Should You Buy Online?
It’s the digital age. We can’t avoid the internet in our daily lives. From paying bills, to booking flights, to conducting extensive research on a niche topic, we can ask the internet to simplify almost anything for us. It only makes sense, then, that we would use the internet for shopping. With Amazon at the forefront, more and more Americans are turning to the internet for their regular purchases. But is shopping online really saving you all those nickels and dimes? And how does shopping online affect our overall economy? Let’s take a closer look.
The online store is widely successful in today’s market. One reason? The traditional brick-and-mortar store is unable to supply the types of cost deals an ecommerce site can. With inventory moving much quicker off the “digital shelves,” and a wider customer reach in its back pocket, the online store has the ability to launch deals that change almost daily, roping in more customers as they go. The online retailer saves on operating expenses and is therefore able to offer a product to consumers at a margin of the cost of the traditional store.
Shopping online makes you a smarter customer. With the number of online retailers offering similar products, comparing merchandise on the internet is as easy as a few clicks. Spending five minutes researching jackets online will show you which brands are the leaders in the industry, which have the highest customer reviews, and even where you can find the best color options.

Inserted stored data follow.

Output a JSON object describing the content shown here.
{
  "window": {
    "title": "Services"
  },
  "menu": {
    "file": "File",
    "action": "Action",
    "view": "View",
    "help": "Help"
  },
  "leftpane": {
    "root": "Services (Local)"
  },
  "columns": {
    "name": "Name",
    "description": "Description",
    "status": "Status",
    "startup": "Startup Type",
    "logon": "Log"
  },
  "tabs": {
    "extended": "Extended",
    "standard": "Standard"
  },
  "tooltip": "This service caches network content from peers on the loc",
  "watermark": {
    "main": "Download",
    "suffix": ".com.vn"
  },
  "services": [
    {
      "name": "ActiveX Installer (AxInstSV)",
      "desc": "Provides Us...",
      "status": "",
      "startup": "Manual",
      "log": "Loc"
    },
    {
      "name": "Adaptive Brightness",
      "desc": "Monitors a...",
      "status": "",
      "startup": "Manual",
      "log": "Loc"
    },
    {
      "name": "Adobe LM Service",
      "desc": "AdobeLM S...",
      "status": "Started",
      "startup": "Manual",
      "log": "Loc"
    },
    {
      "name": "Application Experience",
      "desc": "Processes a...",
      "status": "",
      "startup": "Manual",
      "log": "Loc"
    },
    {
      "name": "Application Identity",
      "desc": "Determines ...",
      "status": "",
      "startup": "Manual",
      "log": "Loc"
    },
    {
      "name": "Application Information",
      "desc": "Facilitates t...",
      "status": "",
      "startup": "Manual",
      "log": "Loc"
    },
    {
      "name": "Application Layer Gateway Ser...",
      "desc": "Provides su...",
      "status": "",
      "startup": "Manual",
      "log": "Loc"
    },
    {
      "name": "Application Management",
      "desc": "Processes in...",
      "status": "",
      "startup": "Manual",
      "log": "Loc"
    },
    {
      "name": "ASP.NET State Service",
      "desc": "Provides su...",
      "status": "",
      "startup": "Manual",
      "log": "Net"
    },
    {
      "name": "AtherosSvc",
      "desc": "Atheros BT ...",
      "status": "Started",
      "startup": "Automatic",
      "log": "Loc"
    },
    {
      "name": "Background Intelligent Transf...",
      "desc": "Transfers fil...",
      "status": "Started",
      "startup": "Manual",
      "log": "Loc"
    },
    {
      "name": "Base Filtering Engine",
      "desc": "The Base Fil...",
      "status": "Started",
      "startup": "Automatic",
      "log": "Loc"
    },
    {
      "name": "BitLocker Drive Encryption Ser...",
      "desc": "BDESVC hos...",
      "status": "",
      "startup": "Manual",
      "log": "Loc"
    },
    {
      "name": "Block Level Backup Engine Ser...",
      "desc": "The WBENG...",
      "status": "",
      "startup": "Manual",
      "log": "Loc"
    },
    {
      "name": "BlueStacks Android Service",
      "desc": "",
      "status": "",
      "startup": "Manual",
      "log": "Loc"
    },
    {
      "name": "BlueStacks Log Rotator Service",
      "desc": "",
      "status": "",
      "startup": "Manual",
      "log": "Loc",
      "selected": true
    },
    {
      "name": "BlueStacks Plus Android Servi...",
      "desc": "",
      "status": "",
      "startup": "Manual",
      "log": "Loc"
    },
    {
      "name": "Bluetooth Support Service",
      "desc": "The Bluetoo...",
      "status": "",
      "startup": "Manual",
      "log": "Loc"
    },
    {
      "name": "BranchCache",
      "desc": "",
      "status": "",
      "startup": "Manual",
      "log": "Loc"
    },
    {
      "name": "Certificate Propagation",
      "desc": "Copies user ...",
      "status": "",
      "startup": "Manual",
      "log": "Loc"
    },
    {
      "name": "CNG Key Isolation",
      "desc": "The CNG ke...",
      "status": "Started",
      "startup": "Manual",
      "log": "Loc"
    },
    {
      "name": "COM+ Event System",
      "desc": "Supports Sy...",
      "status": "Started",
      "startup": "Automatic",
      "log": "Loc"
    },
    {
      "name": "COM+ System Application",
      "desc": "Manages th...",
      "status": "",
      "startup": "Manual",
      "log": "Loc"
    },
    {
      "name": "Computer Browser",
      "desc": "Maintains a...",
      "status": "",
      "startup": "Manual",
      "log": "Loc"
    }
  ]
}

Because shopping online has proven to be cheaper in many cases, one of the biggest tools of online retailers is the brick-and-mortar store itself. “Showrooming” is when a customer visits a brick-and-mortar store to see a product in person before ultimately purchasing it online. Brick-and-mortar stores have taken a hard hit from showrooming, but it does give the online consumer the upper hand.

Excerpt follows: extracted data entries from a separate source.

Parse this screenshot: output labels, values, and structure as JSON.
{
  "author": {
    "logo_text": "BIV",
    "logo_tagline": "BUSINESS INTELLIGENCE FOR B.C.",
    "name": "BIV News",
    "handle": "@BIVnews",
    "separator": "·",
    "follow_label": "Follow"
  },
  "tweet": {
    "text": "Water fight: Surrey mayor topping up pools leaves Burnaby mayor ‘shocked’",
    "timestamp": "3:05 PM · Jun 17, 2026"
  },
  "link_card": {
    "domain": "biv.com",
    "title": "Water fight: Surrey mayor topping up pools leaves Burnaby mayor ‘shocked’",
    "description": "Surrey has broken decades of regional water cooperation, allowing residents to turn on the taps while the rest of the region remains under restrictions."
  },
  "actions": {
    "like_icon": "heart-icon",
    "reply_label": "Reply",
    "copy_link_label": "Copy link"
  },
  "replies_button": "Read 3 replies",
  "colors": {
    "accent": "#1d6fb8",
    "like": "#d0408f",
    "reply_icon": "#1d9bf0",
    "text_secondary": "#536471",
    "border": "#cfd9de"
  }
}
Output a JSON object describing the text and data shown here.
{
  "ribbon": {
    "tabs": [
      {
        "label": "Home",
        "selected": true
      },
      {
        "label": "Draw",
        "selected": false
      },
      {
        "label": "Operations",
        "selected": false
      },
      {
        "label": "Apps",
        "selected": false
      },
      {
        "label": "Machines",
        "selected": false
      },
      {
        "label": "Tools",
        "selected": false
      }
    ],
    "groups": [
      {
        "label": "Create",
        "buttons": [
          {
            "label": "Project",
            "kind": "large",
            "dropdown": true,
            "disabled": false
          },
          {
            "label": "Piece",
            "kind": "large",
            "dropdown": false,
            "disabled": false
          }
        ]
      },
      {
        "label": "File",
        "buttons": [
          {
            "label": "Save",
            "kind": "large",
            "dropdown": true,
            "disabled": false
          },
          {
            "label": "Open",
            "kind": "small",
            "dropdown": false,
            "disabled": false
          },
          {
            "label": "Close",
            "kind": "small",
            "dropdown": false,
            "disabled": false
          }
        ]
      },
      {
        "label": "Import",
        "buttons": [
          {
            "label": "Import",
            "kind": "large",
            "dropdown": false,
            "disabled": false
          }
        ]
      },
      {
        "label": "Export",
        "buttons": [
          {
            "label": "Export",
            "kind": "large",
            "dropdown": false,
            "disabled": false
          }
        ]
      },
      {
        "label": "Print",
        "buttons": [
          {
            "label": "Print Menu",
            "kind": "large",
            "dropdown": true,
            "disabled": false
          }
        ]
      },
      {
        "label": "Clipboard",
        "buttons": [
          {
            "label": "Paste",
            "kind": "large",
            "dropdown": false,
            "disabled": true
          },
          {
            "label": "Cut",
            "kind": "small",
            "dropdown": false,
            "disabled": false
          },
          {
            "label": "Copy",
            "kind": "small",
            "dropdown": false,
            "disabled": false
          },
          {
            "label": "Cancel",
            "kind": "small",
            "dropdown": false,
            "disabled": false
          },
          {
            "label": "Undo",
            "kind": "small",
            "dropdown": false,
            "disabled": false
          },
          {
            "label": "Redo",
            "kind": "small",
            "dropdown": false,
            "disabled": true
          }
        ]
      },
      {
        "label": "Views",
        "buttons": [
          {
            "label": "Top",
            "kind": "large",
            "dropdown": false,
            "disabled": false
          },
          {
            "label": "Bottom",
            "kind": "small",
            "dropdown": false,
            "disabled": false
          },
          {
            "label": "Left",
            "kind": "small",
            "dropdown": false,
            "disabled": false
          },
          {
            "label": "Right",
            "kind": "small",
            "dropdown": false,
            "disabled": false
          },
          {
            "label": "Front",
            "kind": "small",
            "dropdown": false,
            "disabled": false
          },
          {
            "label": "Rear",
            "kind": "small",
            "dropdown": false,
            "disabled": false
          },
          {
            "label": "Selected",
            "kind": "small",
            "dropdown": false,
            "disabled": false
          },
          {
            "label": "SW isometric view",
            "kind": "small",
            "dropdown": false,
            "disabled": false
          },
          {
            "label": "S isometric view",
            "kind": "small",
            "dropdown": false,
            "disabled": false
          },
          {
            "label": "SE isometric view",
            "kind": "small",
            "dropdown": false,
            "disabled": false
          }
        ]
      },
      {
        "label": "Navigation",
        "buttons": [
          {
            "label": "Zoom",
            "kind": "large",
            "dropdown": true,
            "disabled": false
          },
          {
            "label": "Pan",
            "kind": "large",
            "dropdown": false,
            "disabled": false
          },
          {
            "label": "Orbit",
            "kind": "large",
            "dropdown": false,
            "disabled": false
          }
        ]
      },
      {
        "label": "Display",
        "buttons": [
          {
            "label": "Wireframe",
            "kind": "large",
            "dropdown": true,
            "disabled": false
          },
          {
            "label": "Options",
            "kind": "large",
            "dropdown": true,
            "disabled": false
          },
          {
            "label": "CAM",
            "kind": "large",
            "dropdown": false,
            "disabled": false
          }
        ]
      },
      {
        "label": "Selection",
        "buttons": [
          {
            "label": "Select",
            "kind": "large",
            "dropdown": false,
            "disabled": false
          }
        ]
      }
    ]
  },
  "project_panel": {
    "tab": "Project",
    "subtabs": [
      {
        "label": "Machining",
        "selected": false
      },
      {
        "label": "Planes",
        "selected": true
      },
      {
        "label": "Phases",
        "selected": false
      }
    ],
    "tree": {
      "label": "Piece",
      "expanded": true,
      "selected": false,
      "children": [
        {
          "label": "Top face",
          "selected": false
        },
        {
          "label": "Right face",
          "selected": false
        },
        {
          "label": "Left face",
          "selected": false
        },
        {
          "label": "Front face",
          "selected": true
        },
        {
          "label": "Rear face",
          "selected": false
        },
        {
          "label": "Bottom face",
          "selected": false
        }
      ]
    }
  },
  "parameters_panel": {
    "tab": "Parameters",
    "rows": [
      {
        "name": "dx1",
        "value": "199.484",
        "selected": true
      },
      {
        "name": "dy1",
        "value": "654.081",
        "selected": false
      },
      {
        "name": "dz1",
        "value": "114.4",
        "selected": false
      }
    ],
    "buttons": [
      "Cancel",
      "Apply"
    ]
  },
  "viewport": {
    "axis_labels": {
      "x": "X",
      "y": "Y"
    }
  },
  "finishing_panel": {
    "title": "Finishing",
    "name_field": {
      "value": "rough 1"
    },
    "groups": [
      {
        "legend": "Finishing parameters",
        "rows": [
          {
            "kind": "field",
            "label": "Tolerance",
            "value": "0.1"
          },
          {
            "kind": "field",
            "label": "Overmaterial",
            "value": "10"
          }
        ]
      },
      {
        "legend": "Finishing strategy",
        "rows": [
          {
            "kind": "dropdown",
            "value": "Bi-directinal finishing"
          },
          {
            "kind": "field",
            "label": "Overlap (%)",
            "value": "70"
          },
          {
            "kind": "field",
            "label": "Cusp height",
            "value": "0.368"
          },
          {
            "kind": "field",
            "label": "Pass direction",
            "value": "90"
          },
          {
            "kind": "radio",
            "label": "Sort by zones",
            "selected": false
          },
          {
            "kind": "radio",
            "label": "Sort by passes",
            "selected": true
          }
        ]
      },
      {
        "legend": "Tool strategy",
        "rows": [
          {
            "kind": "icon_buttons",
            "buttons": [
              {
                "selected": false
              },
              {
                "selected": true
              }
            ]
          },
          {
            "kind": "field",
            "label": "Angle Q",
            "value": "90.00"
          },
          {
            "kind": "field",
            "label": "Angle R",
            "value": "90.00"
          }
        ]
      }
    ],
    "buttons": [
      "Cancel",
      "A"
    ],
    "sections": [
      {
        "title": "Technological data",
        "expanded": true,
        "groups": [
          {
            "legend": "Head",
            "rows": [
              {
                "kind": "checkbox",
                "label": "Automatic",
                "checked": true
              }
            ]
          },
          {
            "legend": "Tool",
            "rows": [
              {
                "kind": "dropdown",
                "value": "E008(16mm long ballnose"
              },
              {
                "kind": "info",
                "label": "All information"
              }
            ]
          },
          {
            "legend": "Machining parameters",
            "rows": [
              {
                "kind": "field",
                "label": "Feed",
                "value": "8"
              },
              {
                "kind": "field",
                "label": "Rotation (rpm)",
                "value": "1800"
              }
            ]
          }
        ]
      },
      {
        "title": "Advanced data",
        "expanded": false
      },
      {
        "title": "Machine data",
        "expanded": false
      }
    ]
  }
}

Shopping online comes with a variety of advantages, but at the end of the day, is it really worth it? The biggest upside to shopping at a brick-and-mortar store is being able to see a product in person. While showrooming allows consumers to benefit from this physical store advantage, many consumers are willing to risk purchasing a product online, even if they’re skeptical of the quality, simply because it’s more convenient than visiting a retail store.
One other downside to buying online is making returns. While most retailers with both an online presence and brick-and-mortar stores offer in-store returns, ecommerce brands must work with customers to make sure they are refunded properly.
Ultimately, shopping online for most Americans comes down to convenience. The internet has more inventory than any shopping mall in the world. Between the daily deals, and wide selection, shopping online is a must for many consumers. And in a world run by technology, it only makes sense that consumers would adapt to the changing retail landscape.